I was reading Zen Habits yesterday. They had a post on how to simplify your life. Seventy-two ideas. Which merely confirms what I have always suspected about simplification. It is a very complex challenge to simplify. The Zen Habits approach:
It means getting rid of many of the things you do so you can spend time with people you love and do the things you love. It means getting rid of the clutter so you are left with only that which gives you value.
The major themes focused on managing objectives, managing time, managing consumption and managing activities. I do all of those things but my life is definitely not simple.
Twenty years ago, I developed a habit of breaking out personal objectives into six categories: Faith, Family, Finances, Fitness, Career and Self. Faith focused on the spiritual journey of life. Family focused on my wife and children. Finances focused on short and long term money goals. Fitness on personal health and well-being. Career on the professional journey. And self focused on personal development.
Each year, I take time to assess long term objectives and develop annual goals in each of the six categories for the current year. This was a discipline in my professional career from my early years and it was relatively easy to translate that discipline into my personal life.
Despite my best efforts, I find it almost impossible to narrow the field of focus. To simplify life to some level of balance. There is too much noise associated with participating in everyday life.
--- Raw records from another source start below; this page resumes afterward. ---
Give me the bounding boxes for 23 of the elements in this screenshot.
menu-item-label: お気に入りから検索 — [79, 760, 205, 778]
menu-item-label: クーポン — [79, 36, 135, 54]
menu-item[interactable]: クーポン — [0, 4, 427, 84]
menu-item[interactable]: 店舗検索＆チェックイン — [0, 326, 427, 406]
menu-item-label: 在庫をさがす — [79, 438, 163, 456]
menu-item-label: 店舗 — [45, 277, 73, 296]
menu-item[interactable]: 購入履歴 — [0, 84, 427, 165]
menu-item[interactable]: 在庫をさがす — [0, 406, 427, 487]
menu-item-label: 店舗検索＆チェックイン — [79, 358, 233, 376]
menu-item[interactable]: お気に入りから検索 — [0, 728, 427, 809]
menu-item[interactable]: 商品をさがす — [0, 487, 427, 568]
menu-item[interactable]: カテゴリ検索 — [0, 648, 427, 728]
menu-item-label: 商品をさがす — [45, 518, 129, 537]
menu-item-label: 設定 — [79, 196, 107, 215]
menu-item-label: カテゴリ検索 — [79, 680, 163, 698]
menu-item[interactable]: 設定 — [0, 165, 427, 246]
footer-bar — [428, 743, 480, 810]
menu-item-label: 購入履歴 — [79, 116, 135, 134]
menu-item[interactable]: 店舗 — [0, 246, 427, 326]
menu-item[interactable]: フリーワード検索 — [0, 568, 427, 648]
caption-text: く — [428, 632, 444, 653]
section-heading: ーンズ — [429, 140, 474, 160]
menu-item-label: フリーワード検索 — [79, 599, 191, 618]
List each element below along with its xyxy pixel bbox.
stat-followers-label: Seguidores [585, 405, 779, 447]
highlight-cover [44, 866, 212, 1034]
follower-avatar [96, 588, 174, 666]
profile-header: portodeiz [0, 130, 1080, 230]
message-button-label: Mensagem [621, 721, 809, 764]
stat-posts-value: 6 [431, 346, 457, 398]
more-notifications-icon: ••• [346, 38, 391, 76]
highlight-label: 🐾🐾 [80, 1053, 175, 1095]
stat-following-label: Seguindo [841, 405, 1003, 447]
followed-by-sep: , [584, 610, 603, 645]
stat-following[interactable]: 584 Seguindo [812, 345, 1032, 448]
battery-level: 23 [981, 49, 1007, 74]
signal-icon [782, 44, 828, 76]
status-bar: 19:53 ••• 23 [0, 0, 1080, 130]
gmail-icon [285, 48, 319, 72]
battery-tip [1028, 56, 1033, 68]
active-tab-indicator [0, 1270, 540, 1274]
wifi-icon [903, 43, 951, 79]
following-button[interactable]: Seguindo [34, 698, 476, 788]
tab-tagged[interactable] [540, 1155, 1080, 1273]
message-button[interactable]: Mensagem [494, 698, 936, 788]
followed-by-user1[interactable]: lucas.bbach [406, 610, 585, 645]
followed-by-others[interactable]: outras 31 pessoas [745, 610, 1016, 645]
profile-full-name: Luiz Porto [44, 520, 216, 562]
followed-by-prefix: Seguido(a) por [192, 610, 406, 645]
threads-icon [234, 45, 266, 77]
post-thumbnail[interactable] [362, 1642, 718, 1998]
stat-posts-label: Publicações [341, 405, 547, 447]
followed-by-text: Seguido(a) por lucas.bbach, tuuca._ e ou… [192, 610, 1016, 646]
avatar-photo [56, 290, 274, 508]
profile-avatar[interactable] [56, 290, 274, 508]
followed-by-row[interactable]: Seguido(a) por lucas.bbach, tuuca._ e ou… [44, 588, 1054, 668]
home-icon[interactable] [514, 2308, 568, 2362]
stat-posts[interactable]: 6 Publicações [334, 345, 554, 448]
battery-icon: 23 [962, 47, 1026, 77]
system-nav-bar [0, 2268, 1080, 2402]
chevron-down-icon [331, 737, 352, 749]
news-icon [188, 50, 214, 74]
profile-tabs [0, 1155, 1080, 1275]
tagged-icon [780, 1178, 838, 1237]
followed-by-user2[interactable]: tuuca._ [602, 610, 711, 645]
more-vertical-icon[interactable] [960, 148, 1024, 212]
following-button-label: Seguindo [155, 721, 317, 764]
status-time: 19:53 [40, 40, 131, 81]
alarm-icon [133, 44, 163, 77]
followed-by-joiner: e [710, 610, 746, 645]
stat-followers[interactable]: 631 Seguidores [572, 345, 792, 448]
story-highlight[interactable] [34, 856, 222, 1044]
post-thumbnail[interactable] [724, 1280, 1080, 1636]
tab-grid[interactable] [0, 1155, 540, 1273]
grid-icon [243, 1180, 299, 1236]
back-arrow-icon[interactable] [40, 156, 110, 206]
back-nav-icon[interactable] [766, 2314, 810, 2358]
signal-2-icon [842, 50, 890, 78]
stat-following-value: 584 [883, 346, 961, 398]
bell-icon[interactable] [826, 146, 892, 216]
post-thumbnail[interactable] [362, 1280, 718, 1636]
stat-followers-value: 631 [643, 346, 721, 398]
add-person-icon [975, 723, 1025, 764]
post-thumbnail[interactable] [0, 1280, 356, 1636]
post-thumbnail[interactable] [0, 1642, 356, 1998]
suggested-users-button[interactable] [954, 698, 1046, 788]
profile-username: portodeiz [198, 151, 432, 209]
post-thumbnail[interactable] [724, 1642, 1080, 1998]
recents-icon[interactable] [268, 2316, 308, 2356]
The work environment today is online and connected. With some very rare exceptions, I am online with work every morning, every afternoon and every evening of every day. Expectations are high and demands on time are high. The velocity of information has accelerated.
The digital age has also forced significant demands on personal time. Although it is a personal choice, maintaining a weblog, a photoblog, personal email accounts, and social networking also competes for limited time.
I have a pretty good system in place for managing money. Generally, it takes about an hour a week to update and review our finances.
I have always found it difficult to balance the demands of church within the context of faith. For many churches, an indication of commitment is generally associated with the time spent in service. I am usually serving in the studio on Saturdays and I usually spend 4 hours on Sunday serving. In my own experience with churches there is very little understanding or support for the challenges that face most working families in the GTA. During the week, I am lucky if I have three hours of discretionary time in a day. And half of that time is spent eating and preparing for the day.
So what suffers in all of this noise? Time for family. Time for fitness. Time for self. In theory, it seems like a good idea to simplify. To remove the unnecessary from our lives. To replace one set of activities with another. This was the message from our church on Sunday. However, the speaker made one rather naive assumption: that most people have lots of idle time.
Could it be that maybe that sermon simply did not apply to you? Is there a chance that it applied to a lot of people who do have, not only a lot of idle time, but also a lot of time spent doing unnecessary things. I don’t think it should be upsetting to listen to someone talk about something you already have worked out. It should make you feel encouraged.
Maybe this preacher knows about this issue because he has the same problem 😉
Hi Steve! The message did cause me to think about how busy life is for most people. And that we need to be careful when pitching “simplicity” as a prescription to life’s challenges.
haha, I see. Now that you mention it, I don’t ever remember seeing “simplicity” as a lesson in the bible. Well said.